Starter Revival; edited
EDITED to clean up after the copying from MSWord Fiasco.
I joined back in November and you were all very helpful while I struggled with getting my starter going - thank you! It did eventually take flight and since then I've watched an embarrassing number of tutorials and baked three or four times a week. Not as much bread to eat as you'd think, since many a sad, flat frisbee went straight into the trash.
The last few weeks something clicked with my handling of the dough and the holy trinity I've been chasing - flavor, oven spring, lacy crumb - showed up on the regular.
However, once you become a known sourdough baker, weird things happen. Like someone gives you a sourdough cookbook they brought home from an Alaskan cruise in the 1990s, with three packets of Alaskan sourdough starter stapled to it.
I wondered if I could resurrect one of these twenty-year-old starters. The cookbook was written in 1976 and has stayed in print (according to Amazon) until 2015. It's been entertaining reading. I do not often see a paragraph that starts like this - "Let's say you are faced with a forty-mile mush." Nor has anyone ever offered me a sandwich made of sourdough bread and ‘a thick slab of headcheese made from a moose's nose.’ Boy, those Alaskans aren't afraid of anything.

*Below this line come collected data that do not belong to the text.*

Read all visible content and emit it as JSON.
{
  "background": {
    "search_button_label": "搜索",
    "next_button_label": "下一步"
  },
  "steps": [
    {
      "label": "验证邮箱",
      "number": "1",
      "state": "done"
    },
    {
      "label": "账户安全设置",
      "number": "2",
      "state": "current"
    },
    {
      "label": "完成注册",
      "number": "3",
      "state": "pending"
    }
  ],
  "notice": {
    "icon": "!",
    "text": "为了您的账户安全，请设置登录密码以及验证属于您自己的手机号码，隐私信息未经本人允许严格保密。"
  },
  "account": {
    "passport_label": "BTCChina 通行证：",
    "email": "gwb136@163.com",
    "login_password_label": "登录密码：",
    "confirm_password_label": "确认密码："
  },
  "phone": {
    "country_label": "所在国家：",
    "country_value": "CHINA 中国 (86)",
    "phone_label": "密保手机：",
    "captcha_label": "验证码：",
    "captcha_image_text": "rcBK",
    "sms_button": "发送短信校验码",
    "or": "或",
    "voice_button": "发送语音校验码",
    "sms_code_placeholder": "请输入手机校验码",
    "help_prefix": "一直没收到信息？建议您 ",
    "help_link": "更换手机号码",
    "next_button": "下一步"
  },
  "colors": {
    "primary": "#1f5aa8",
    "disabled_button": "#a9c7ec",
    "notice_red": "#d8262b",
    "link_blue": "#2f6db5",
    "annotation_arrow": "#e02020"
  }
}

But I figured what did I have to lose? Yesterday at noon I mixed water and flour, with the amounts scaled to the 10 grams of starter in the packet, and set the jar on top of the fridge.
Nothing much happened last night or this morning. It had the texture of putty and smelled like raw flour. I went about my dough mixing and stretch and folds. I was firing up the oven for the first of two bakes, when I saw there was bubbly activity and rising.
I really thought it was probably dust, but holy moly. It’s alive! I am so excited about this. Two more days of feeding, and am I am going to bake with this bad boy. Now I am trying to reign in my glee, because maybe it’s just the bacteria already present in flour and water, the same as would happen if I was trying to make my own starter from scratch. Does anyone have experience with coming across an old packet of starter and reviving it? WIll it make edible bread or does a long period of dormancy adversely affect flavor?